In 2014 USA Today teamed up with 10Best to conduct a readers' poll of the ten best public gardens in the country. The poll of gardens they devised was the second most popular reader response category since they started their polls. Readers were asked to chose their favorites from a list of twenty top gardens selected by a noted landscape designer and preservationist. Longwood Gardens again topped the readers' list followed by Lewis Ginter Botanical Garden in Richmond, Virgina and Butchart Gardens in Vancouver, BC. Other botanical gardens in the top ten included the Chicago Botanic Garden, Cheekwood Botanical Garden in Nashville, the Missouri Botanical Garden, and the Fairchild Tropical Botanical Garden in Coral Gables, Florida.
The BBC also weighed in on gardens in North American selecting eight gardens that they felt were good enough to warrant a trip from the U.K. to North America to see. Without ranking their selections, they chose the Lewis Ginter Botanical Garden, Fioli south of San Francisco, the Missouri Botanical Garden, the Portland Japanese Garden in Portland, Oregon, Canticleer Garden, the Butchart Gardens, the Montreal Botanical Garden, the Atlanta Botanical Garden, and the Botanical Garden at the Springs Preserve in Las Vegas.
Pickers of the best don't stop with picking the best gardens in the the United States or the favorite gardens in North America. They also make lists of the best botanical gardens in the world.
A website called Ecorazzi has a list of the world's best eight gardens. Ecorazzi is an unusual site that says it was started in 2006 "as a way to use gossip to inspire real good throughout the world. . . .with a goal to highlight the work being done to make the world a better place." Here are gardens they have chosen as ones to gossip (in a good way) about: the Brooklyn Botanic Garden (USA) the Kirstenbosch National Botanic Garden (South Africa) Berlin-Dahlem Botanical Garden and Botanical Museum (Germany), Missouri Botanical Garden (USA), Singapore Botanic Gardens (Singapore) Montreal Botanical Garden (Canada), Royal Botanic Garden, Kew (England) and the Longwood Gardens (USA).

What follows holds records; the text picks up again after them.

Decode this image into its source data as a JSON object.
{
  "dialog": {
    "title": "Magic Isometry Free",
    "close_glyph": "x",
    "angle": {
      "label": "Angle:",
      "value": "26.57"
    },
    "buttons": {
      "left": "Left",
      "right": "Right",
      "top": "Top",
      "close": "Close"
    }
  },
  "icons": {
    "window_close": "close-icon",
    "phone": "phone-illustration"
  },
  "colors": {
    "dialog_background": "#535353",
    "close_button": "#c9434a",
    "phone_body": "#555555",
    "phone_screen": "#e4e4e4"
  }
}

Finally, there's a blog called 10MostToday that's devoted to listing the 10 best things in nature, engineering, architecture, travel, and history. Their list of world gardens is interesting because it includes some gardens in Asia and South America that often get overlooked. So in order of rank, here is 10MostToday's list of the ten best botanical gardens in the world: Jardim Botânico (Brazil), Brooklyn Botanic Garden (USA), Singapore Botanic Gardens (Singapore), Berlin-Dahlem Botanical Garden and Botanical Museum (Germany), Royal Botanic Gardens, Kew (England), Kirstenbosch National Botanical Garden, (South Africa), Montreal Botanical Garden (Canada), Nong Nooch Tropical Botanical Garden (Thailand), Denver Botanic Gardens (USA), and the Acharya Jagadish Chandra Bose Indian Botanic Garden (India).